Jakarta – Asosiasi Produsen Serat dan Benang Filament Indonesia (APSyFI) menilai tarif impor 32% yang dikenakan Amerika Serikat (AS) terhadap produk tekstil Indonesia akan memukul kinerja ekspor secara signifikan. Lantaran, mayoritas ekspor tekstil ke AS berasal dari produk jadi seperti pakaian dan garmen.
Dampak langsung terhadap tarif 32% dari AS ini akan mempengaruhi ekspor produk jadi kita. Karena mayoritas ekspor tekstil ke AS adalah produk jadi, kata Sekretaris Jenderal APSyFI Farhan Aqil Syauqi, kepada www.wmhg.org, Kamis (10/7/2025).
Ia mengungkapkan, penurunan permintaan dari AS akan secara langsung menggerus volume produksi pelaku industri hilir.

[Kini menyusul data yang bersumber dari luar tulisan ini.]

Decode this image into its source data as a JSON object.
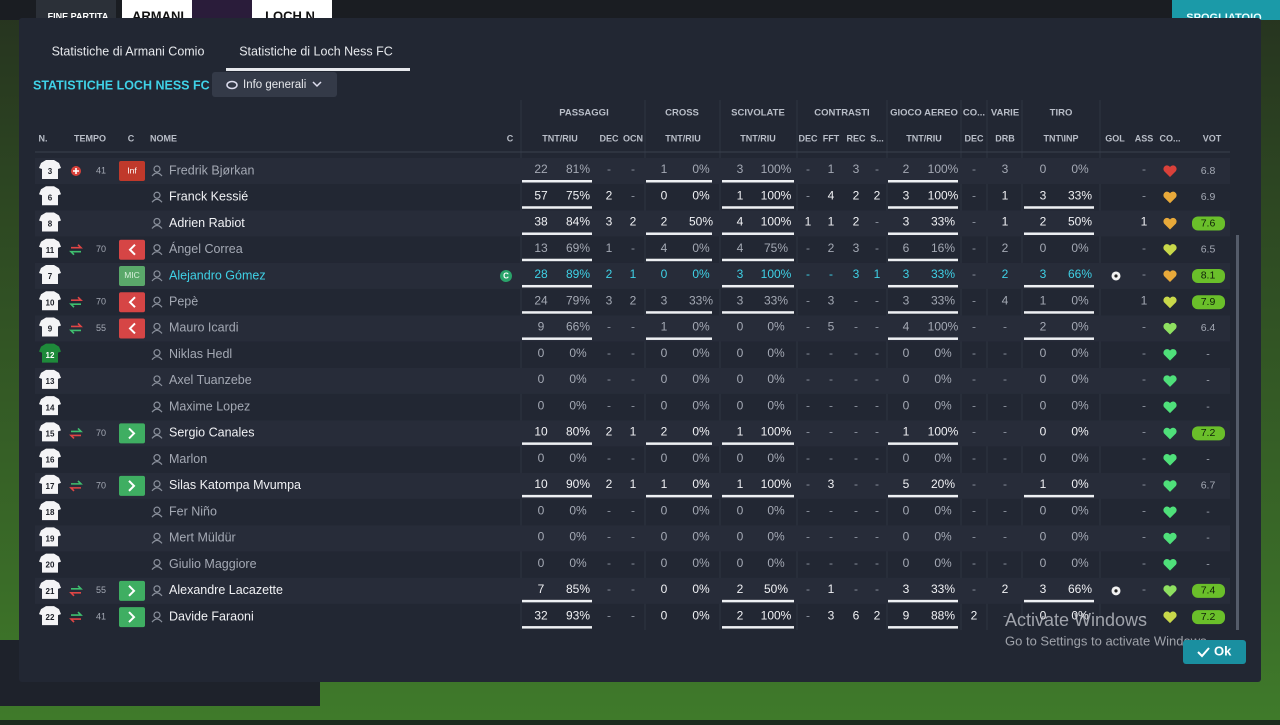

Maka hal ini akan berdampak pada menyusutnya permintaan bahan baku tekstil dari industri hulu seperti benang dan kain.
Industri tekstil kita sudah terintegrasi sehingga jika ada rantai pasok yang terhambat, pasti akan berpengaruh terhadap kinerja industry hulu juga, ujar dia.
APSyFI mengaku juga mendengar beberapa buyer dengan tujuan AS meminta untuk negosiasi harga kembali. Ada juga yang meminta subsidi. Namun ini terjadi bagi industri yang berorientasi ekspor.
Tentu ini berat bagi mereka disaat kondisi pasar domestik masih dibanjiri produk impor yang murah, ujarnya. Bahkan beberapa bulan yang lalu, pihaknya sudah menyampaikan bahwa permintaan AS itu adalah untuk mengurangi defisit neraca perdagangan, sehingga harus melakukan impor lebih banyak dari AS.